Две когорты двигались сквозь обступавшую их с обеих сторон возбужденную толпу горожан, и телохранители находившегося вдали Верики всемерно старались оградить царя от давки и толкотни. Приветственные крики жителей Каллевы звенели в ушах, их румяные лица расплывались в улыбках, грубые руки тянулись к героям. Все усилия командиров сохранить хоть какое-то подобие строя потерпели крах, и в конечном счете бойцы обеих когорт смешались с восторженным людом. Там и сям победители горделиво поднимали вверх головы умерщвленных врагов, выставляя их на всеобщее обозрение и принимая шумные поздравления от друзей, родичей и сторонних зевак. Катона это в какой-то мере коробило, но тем не менее ему нравился здешний народ, и даже приверженность к столь жестоким обычаям не умаляла его симпатий. Со временем, когда на острове воцарится спокойствие, атребаты сами постепенно придут к более цивилизованному образу жизни, но до той поры Риму придется мириться с мрачноватыми воинскими традициями кельтов.
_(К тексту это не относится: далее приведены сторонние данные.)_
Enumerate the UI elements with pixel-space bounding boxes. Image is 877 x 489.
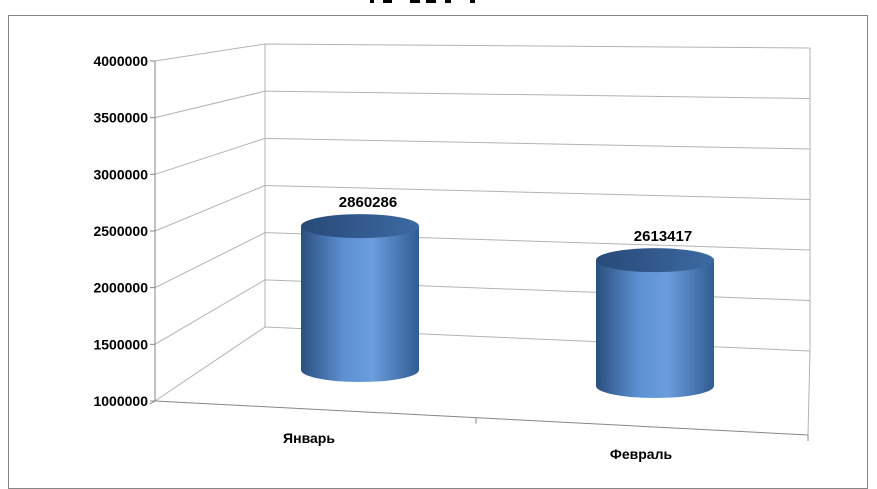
category-label: Февраль <box>610 446 673 462</box>
x-tick-mark <box>149 400 156 405</box>
bar-top <box>596 248 714 273</box>
y-tick-label: 3500000 <box>93 110 148 126</box>
bar-top <box>301 214 419 239</box>
y-tick-label: 2500000 <box>93 223 148 239</box>
bar-1 <box>301 214 419 382</box>
bar-2 <box>596 248 714 398</box>
axes <box>149 60 811 441</box>
bars <box>301 214 714 398</box>
y-tick-label: 1000000 <box>93 393 148 409</box>
chart-title-fragment <box>370 0 475 3</box>
data-label: 2613417 <box>634 228 692 245</box>
y-tick-label: 1500000 <box>93 336 148 352</box>
bar-body <box>596 260 714 398</box>
gridline <box>154 90 811 119</box>
data-label: 2860286 <box>339 194 397 211</box>
y-tick-label: 3000000 <box>93 166 148 182</box>
gridlines <box>154 43 811 402</box>
y-tick-label: 4000000 <box>93 53 148 69</box>
x-axis <box>154 400 809 436</box>
gridline <box>154 184 811 232</box>
y-tick-label: 2000000 <box>93 280 148 296</box>
gridline <box>154 137 811 175</box>
bar-body <box>301 226 419 382</box>
data-labels: 2860286 2613417 <box>339 194 692 245</box>
y-tick-labels: 4000000 3500000 3000000 2500000 2000000 15000… <box>93 53 148 409</box>
floor-right-edge <box>807 350 811 436</box>
category-labels: Январь Февраль <box>283 430 672 462</box>
gridline <box>154 43 811 62</box>
category-label: Январь <box>283 430 335 446</box>
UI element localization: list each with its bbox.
Из толпы вдруг донесся пронзительный крик, горестный вопль такой силы, что все обернулись. Оказалось, вскрикнула женщина, теперь стоявшая неподвижно, впившись зубами в свой собственный большой палец и не сводя широко распахнутых глаз с одной из мертвых голов. Потом она снова взвыла и, подавшись вперед, ухватилась за жидкие пряди слипшихся от запекшейся крови волос. Воин, державший голову, поднял свой трофей выше и рассмеялся. Женщина вскрикнула и принялась царапать ногтями воздетую руку, пока воин не свалил ее наземь тычком кулака. Содрогаясь от плача, она поползла за бойцом, хватая его за тунику и что-то умоляюще лопоча.
— Что все это значит? — спросил Катон у Тинкоммия, так же, как все, наблюдавшего за происходящим.
— Похоже, эта голова принадлежит ее сыну. Она хочет ее похоронить.
— А новый владелец хочет оставить себе свой трофей? — удрученно покачал головой Катон. — Это печально.
— Нет, — промолвил Тинкоммий. — Это безжалостно. Подержи-ка.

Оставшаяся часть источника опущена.